3. “Imperial Plagiarism” and white boyz stealing and profiting
On thing I found troubling about this pro-pirating, etc. rhetoric that was especially pervasive in the Lethem and Ferguson pieces was that many times these instances of “borrowing” occur in the form of a person in a position of privilege taking from those without, and then receiving credit and financial renumeration.

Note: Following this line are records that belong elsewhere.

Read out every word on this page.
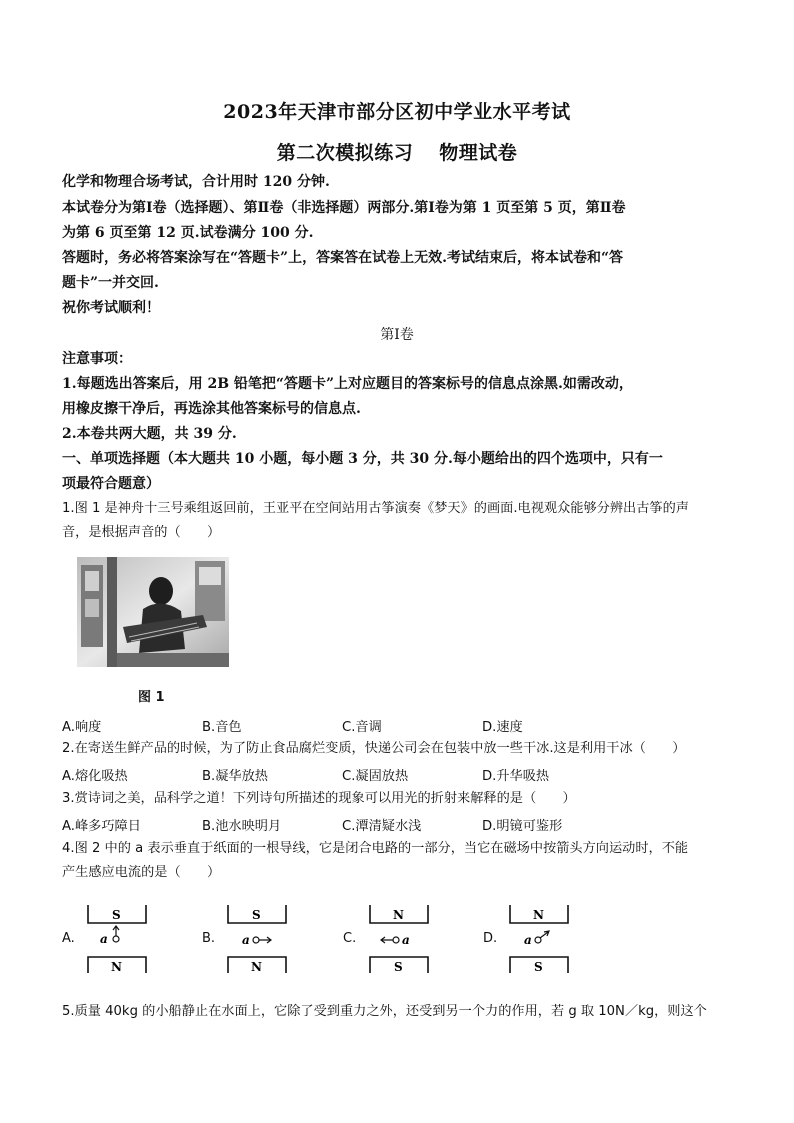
2023年天津市部分区初中学业水平考试
第二次模拟练习 物理试卷
化学和物理合场考试，合计用时 120 分钟.
本试卷分为第Ⅰ卷（选择题）、第Ⅱ卷（非选择题）两部分.第Ⅰ卷为第 1 页至第 5 页，第Ⅱ卷
为第 6 页至第 12 页.试卷满分 100 分.
答题时，务必将答案涂写在“答题卡”上，答案答在试卷上无效.考试结束后，将本试卷和“答
题卡”一并交回.
祝你考试顺利！
第Ⅰ卷
注意事项：
1.每题选出答案后，用 2B 铅笔把“答题卡”上对应题目的答案标号的信息点涂黑.如需改动，
用橡皮擦干净后，再选涂其他答案标号的信息点.
2.本卷共两大题，共 39 分.
一、单项选择题（本大题共 10 小题，每小题 3 分，共 30 分.每小题给出的四个选项中，只有一
项最符合题意）
1.图 1 是神舟十三号乘组返回前，王亚平在空间站用古筝演奏《梦天》的画面.电视观众能够分辨出古筝的声
音，是根据声音的（　　）
图 1
A.响度	B.音色	C.音调	D.速度
2.在寄送生鲜产品的时候，为了防止食品腐烂变质，快递公司会在包装中放一些干冰.这是利用干冰（　　）
A.熔化吸热	B.凝华放热	C.凝固放热	D.升华吸热
3.赏诗词之美，品科学之道！下列诗句所描述的现象可以用光的折射来解释的是（　　）
A.峰多巧障日	B.池水映明月	C.潭清疑水浅	D.明镜可鉴形
4.图 2 中的 a 表示垂直于纸面的一根导线，它是闭合电路的一部分，当它在磁场中按箭头方向运动时，不能
产生感应电流的是（　　）
A.
S
N
a	B.
S
N
a	C.
N
S
a	D.
N
S
a
5.质量 40kg 的小船静止在水面上，它除了受到重力之外，还受到另一个力的作用，若 g 取 10N／kg，则这个
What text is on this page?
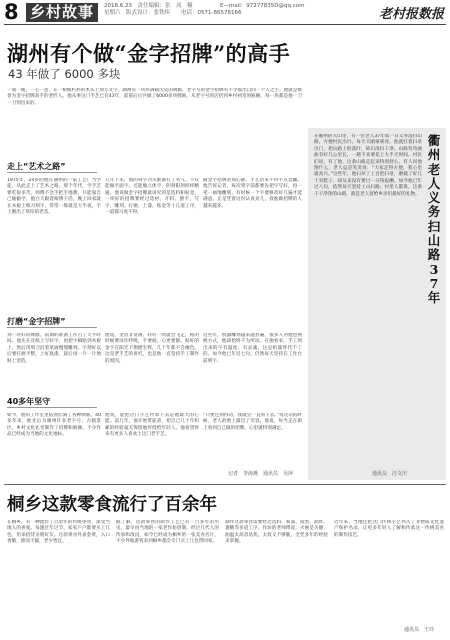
8 乡村故事	2018.6.23　责任编辑：张　凤　楠　　　　　E—mail：97277835D@qq.com
星期六　版式设计：张铁炜　　电话：0571-86578166	老村报数报
湖州有个做“金字招牌”的高手
43 年做了 6000 多块

一间一铺，一心一意，在一根根朽朴的木头上刻写文字。湖州有一块块满载历史的牌匾，老字号的金字招牌有不少都出自同一个人之手。他就是被誉为金字招牌高手的老匠人。他从事这门手艺已有43年，前前后后共做了6000多块牌匾，从老字号的店招到乡村祠堂的匾额，每一块都是他一刀一刀刻出来的。

走上“艺术之路”

1975年，24岁的他在湖州的一家工艺厂当学徒，从此走上了艺术之路。那个年代，学手艺要吃很多苦，师傅不会手把手地教，只能靠自己偷偷学。他白天跟着师傅干活，晚上回家就在木板上练习刻字，常常一练就是大半夜，手上磨出了厚厚的老茧。

几年下来，他的刻字功夫渐渐有了名气。不仅能做平面字，还能做立体字、阴刻阳刻样样精通。他说做金字招牌最讲究的是选料和贴金，一块好的招牌要经过选材、开料、刨平、写字、雕刻、打磨、上漆、贴金等十几道工序，一道都马虎不得。

做金字招牌必须心静，手艺活来不得半点急躁。他告诉记者，每次刻字前都要先把字写好，再一笔一画地雕刻，有时候一个字要修改好几遍才能满意。正是凭着这份认真劲儿，找他做招牌的人越来越多。

打磨“金字招牌”

刻一块好的牌匾，前期的准备工作占了大半时间。他先在宣纸上写好字，再把字稿贴到木板上，然后用刻刀沿着笔画慢慢雕刻。字刻好以后要打磨平整，上好底漆，最后再一片一片地贴上金箔。

他说，金箔非常薄，轻轻一吹就会飞走，贴的时候要屏住呼吸，手要稳，心更要静。贴好的金字在阳光下熠熠生辉，几十年都不会褪色。这是老手艺的讲究，也是他一直坚持手工制作的原因。

这些年，机器雕刻越来越普遍，很多人劝他也换换方式，他却始终不为所动。在他看来，手工刻出来的字有温度、有灵魂，这是机器替代不了的。如今他已年近七旬，仍然每天坚持在工作台前刻字。

40多年坚守

如今，他的工作室里依然挂满了各种牌匾。40多年来，他先后为湖州许多老字号、古镇景区、乡村文化礼堂制作了招牌和匾额，不少作品已经成为当地的文化地标。

他说，能把这门手艺传承下去是他最大的心愿。前几年，他开始带徒弟，把自己几十年积累的经验毫无保留地传授给年轻人。他希望将来有更多人喜欢上这门老手艺。

“只要还刻得动，我就会一直刻下去。”说这话的时候，老人的脸上露出了笑容。他说，每当走在街上看到自己做的招牌，心里就特别满足。

记者　李海燕　通讯员　吴萍
衢州老人义务扫山路37年
在衢州的大山里，有一位老人37年如一日义务清扫山路，方便村民出行。每天天刚蒙蒙亮，他就扛着扫帚出门，把山路上的落叶、碎石清扫干净。山路弯弯曲曲有好几公里长，一趟下来要花上大半天时间。村民们说，有了他，这条山路走起来特别舒心。有人问他图什么，老人总是笑笑说：“大家走得方便，我心里就高兴。”这些年，他扫坏了上百把扫帚，磨破了好几十双鞋子，却从来没有要过一分钱报酬。如今他已年过八旬，依然每天坚持上山扫路。村里人都说，这条干干净净的山路，就是老人留给乡亲们最好的礼物。
通讯员　汪文庆
桐乡这款零食流行了百余年

在桐乡，有一种流传了百余年的传统零食，深受当地人的喜爱。每逢过年过节，家家户户都要买上几包，用来招待亲朋好友。这款零食外表金黄，入口香脆，甜而不腻，老少皆宜。

据了解，这款零食的制作工艺已有一百多年的历史，最早由当地的一家老作坊创制。经过几代人的传承和改良，如今已经成为桐乡的一张美食名片，不少外地游客来到桐乡都会专门买上几包带回家。

制作这款零食需要经过选料、和面、成型、油炸、裹糖等多道工序。作坊的老师傅说，火候是关键，油温太高容易焦，太低又不够脆，全凭多年的经验来掌握。

近年来，当地还把这门传统手艺列入了非物质文化遗产保护名录，让更多年轻人了解和传承这一传统美食的制作技艺。

通讯员　王玲
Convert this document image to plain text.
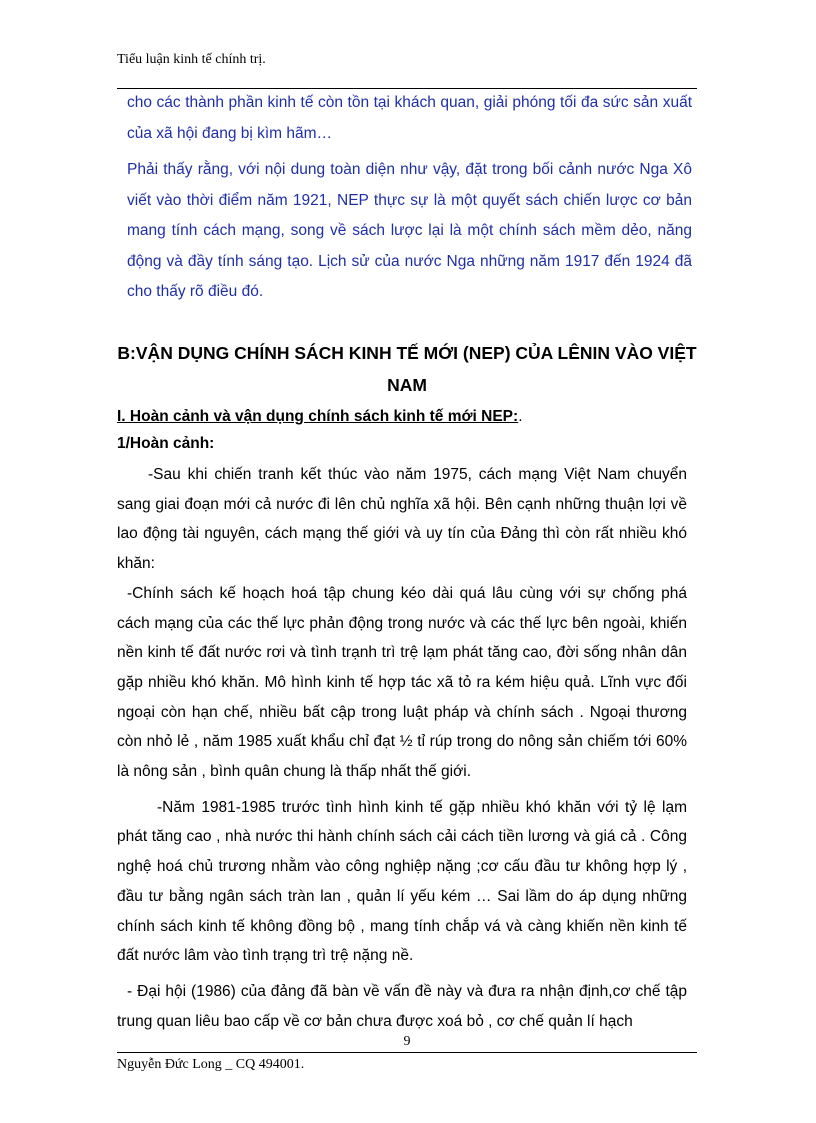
Tiểu luận kinh tế chính trị.

cho các thành phần kinh tế còn tồn tại khách quan, giải phóng tối đa sức sản xuất của xã hội đang bị kìm hãm…

Phải thấy rằng, với nội dung toàn diện như vậy, đặt trong bối cảnh nước Nga Xô viết vào thời điểm năm 1921, NEP thực sự là một quyết sách chiến lược cơ bản mang tính cách mạng, song về sách lược lại là một chính sách mềm dẻo, năng động và đầy tính sáng tạo. Lịch sử của nước Nga những năm 1917 đến 1924 đã cho thấy rõ điều đó.

B:VẬN DỤNG CHÍNH SÁCH KINH TẾ MỚI (NEP) CỦA LÊNIN VÀO VIỆT NAM
I. Hoàn cảnh và vận dụng chính sách kinh tế mới NEP:.
1/Hoàn cảnh:

-Sau khi chiến tranh kết thúc vào năm 1975, cách mạng Việt Nam chuyển sang giai đoạn mới cả nước đi lên chủ nghĩa xã hội. Bên cạnh những thuận lợi về lao động tài nguyên, cách mạng thế giới và uy tín của Đảng thì còn rất nhiều khó khăn:

-Chính sách kế hoạch hoá tập chung kéo dài quá lâu cùng với sự chống phá cách mạng của các thế lực phản động trong nước và các thế lực bên ngoài, khiến nền kinh tế đất nước rơi và tình trạnh trì trệ lạm phát tăng cao, đời sống nhân dân gặp nhiều khó khăn. Mô hình kinh tế hợp tác xã tỏ ra kém hiệu quả. Lĩnh vực đối ngoại còn hạn chế, nhiều bất cập trong luật pháp và chính sách . Ngoại thương còn nhỏ lẻ , năm 1985 xuất khẩu chỉ đạt ½ tỉ rúp trong do nông sản chiếm tới 60% là nông sản , bình quân chung là thấp nhất thế giới.

-Năm 1981-1985 trước tình hình kinh tế gặp nhiều khó khăn với tỷ lệ lạm phát tăng cao , nhà nước thi hành chính sách cải cách tiền lương và giá cả . Công nghệ hoá chủ trương nhằm vào công nghiệp nặng ;cơ cấu đầu tư không hợp lý , đầu tư bằng ngân sách tràn lan , quản lí yếu kém … Sai lầm do áp dụng những chính sách kinh tế không đồng bộ , mang tính chắp vá và càng khiến nền kinh tế đất nước lâm vào tình trạng trì trệ nặng nề.

- Đại hội (1986) của đảng đã bàn về vấn đề này và đưa ra nhận định,cơ chế tập trung quan liêu bao cấp về cơ bản chưa được xoá bỏ , cơ chế quản lí hạch

9
Nguyễn Đức Long _ CQ 494001.
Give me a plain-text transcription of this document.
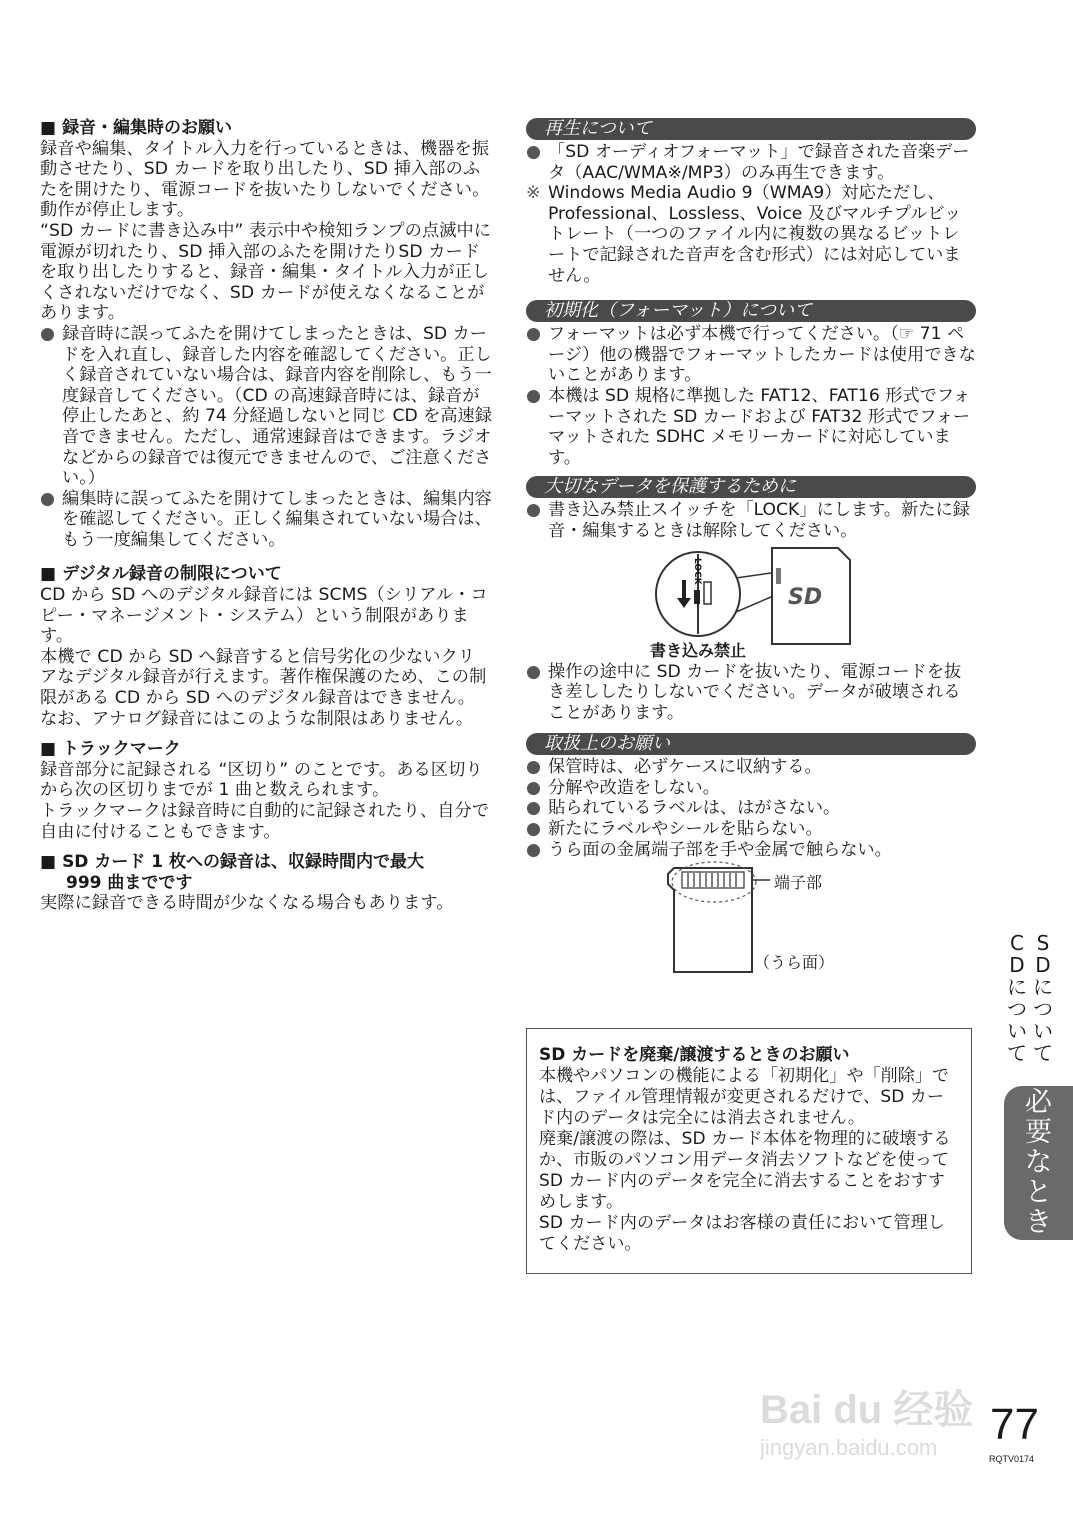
■ 録音・編集時のお願い

録音や編集、タイトル入力を行っているときは、機器を振動させたり、SD カードを取り出したり、SD 挿入部のふたを開けたり、電源コードを抜いたりしないでください。動作が停止します。

“SD カードに書き込み中” 表示中や検知ランプの点滅中に電源が切れたり、SD 挿入部のふたを開けたりSD カードを取り出したりすると、録音・編集・タイトル入力が正しくされないだけでなく、SD カードが使えなくなることがあります。

● 録音時に誤ってふたを開けてしまったときは、SD カードを入れ直し、録音した内容を確認してください。正しく録音されていない場合は、録音内容を削除し、もう一度録音してください。（CD の高速録音時には、録音が停止したあと、約 74 分経過しないと同じ CD を高速録音できません。ただし、通常速録音はできます。ラジオなどからの録音では復元できませんので、ご注意ください。）

● 編集時に誤ってふたを開けてしまったときは、編集内容を確認してください。正しく編集されていない場合は、もう一度編集してください。

■ デジタル録音の制限について

CD から SD へのデジタル録音には SCMS（シリアル・コピー・マネージメント・システム）という制限があります。

本機で CD から SD へ録音すると信号劣化の少ないクリアなデジタル録音が行えます。著作権保護のため、この制限がある CD から SD へのデジタル録音はできません。

なお、アナログ録音にはこのような制限はありません。

■ トラックマーク

録音部分に記録される “区切り” のことです。ある区切りから次の区切りまでが 1 曲と数えられます。

トラックマークは録音時に自動的に記録されたり、自分で自由に付けることもできます。

■ SD カード 1 枚への録音は、収録時間内で最大

999 曲までです

実際に録音できる時間が少なくなる場合もあります。

再生について

● 「SD オーディオフォーマット」で録音された音楽データ（AAC/WMA※/MP3）のみ再生できます。

※ Windows Media Audio 9（WMA9）対応ただし、Professional、Lossless、Voice 及びマルチプルビットレート（一つのファイル内に複数の異なるビットレートで記録された音声を含む形式）には対応していません。

初期化（フォーマット）について

● フォーマットは必ず本機で行ってください。（☞ 71 ページ）他の機器でフォーマットしたカードは使用できないことがあります。

● 本機は SD 規格に準拠した FAT12、FAT16 形式でフォーマットされた SD カードおよび FAT32 形式でフォーマットされた SDHC メモリーカードに対応しています。

大切なデータを保護するために

● 書き込み禁止スイッチを「LOCK」にします。新たに録音・編集するときは解除してください。

SD
LOCK
書き込み禁止

● 操作の途中に SD カードを抜いたり、電源コードを抜き差ししたりしないでください。データが破壊されることがあります。

取扱上のお願い

● 保管時は、必ずケースに収納する。

● 分解や改造をしない。

● 貼られているラベルは、はがさない。

● 新たにラベルやシールを貼らない。

● うら面の金属端子部を手や金属で触らない。

端子部
（うら面）

SD カードを廃棄/譲渡するときのお願い

本機やパソコンの機能による「初期化」や「削除」では、ファイル管理情報が変更されるだけで、SD カード内のデータは完全には消去されません。

廃棄/譲渡の際は、SD カード本体を物理的に破壊するか、市販のパソコン用データ消去ソフトなどを使って SD カード内のデータを完全に消去することをおすすめします。

SD カード内のデータはお客様の責任において管理してください。

S
D
に
つ
い
て
C
D
に
つ
い
て
必
要
な
と
き
Bai du 经验
jingyan.baidu.com	77
RQTV0174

This subject also gets touched on in the “On the Rights of Molotov Man” piece, as one artist notes, “Who owns the rights to this man’s struggle?” and Meiselas specifically notes that the painting diminishes the subject’s act of defiance. Our society casts the artist (often white, often male) as prophet and genius, even while they are blatantly stealing/co-opting the narratives and styles of minorities. Amandla Sternberg’s great video does a solid job at explaining this phenomenon and provides plenty of examples. But suffice to say, there’s a long history of people in positions of power cribbing from sources of compromised people and making money off of it. I think this is also based in Western ideals of racial bias and the industry’s notion of how we can make things more consumable to a racial majority.
4. Jungian ideas of archetypes
Again, reaching back to some long ago reading, but didn’t Jung have notions about a shared cultural knowledge in our DNA? That certain archetypes exist and get passed on from generation? Certainly we can look at Joseph Campbell’s Hero Cycle and note how many tales follow a similar pattern, or even how certain folk tales have the exact same plot. Just look at the myth of Cupid and Psyche and compare it to the fairy tales East of the Sun, West of the Moon and Beauty and the Beast. See any familiarities?
5. Virality, meme-ification, new forms of profit-making
So as new forms of (social) media proliferate, of course people are finding new ways of making money off of them, while also making moves to protect their “intellectual” property. A recent case that exemplifies this most interestingly was the Wheezing Duck vine. Vice did an interview with the guy who made the video and they specifically get into how the video went viral because someone else copied it. A quick excerpt:
The video really went viral after a guy named Charlie Murphy uploaded to Vine. Have you contacted him? What’s the deal there?
I’ve never done anything like this before, but I expected it to be stolen. Charlie has made people so interested in the video, so I can’t be angry about that. But I hope he remembers who the original owner is. It was posted without permission from me and Viral Hog.
So, are you trying to get him to take his copy of the video down?
I understand Viral Hog has reached out to him. They asked me if they should get the video removed or if I wanted Charlie’s version on the internet. We came to the conclusion that keeping it online was the best thing for the video.
When I first read this I was like, dude, what is Viral Hog? Woah, they have found a market for distributing and licensing viral videos. This is a thing. This is the world we live in. Film a video of wheezing ducks and suddenly that’s protected property.
There was also recently a hub bub about Internet star comedian THE FAT JEW and how he was accused of plagiarism for reposting content to his social media accounts without proper attribution. Comics get fired up about that shit. Look! Forbes even wrote an article entitled, “The Fat Jew, Plagiarism and Copyright Law”. According to my friend who just started following him on Instagram, he now properly cites his sources.
6. lastly –
did ya see The New inquiry’s latest issue (.pdf), Counterfeit? The content fits in well to this discussion.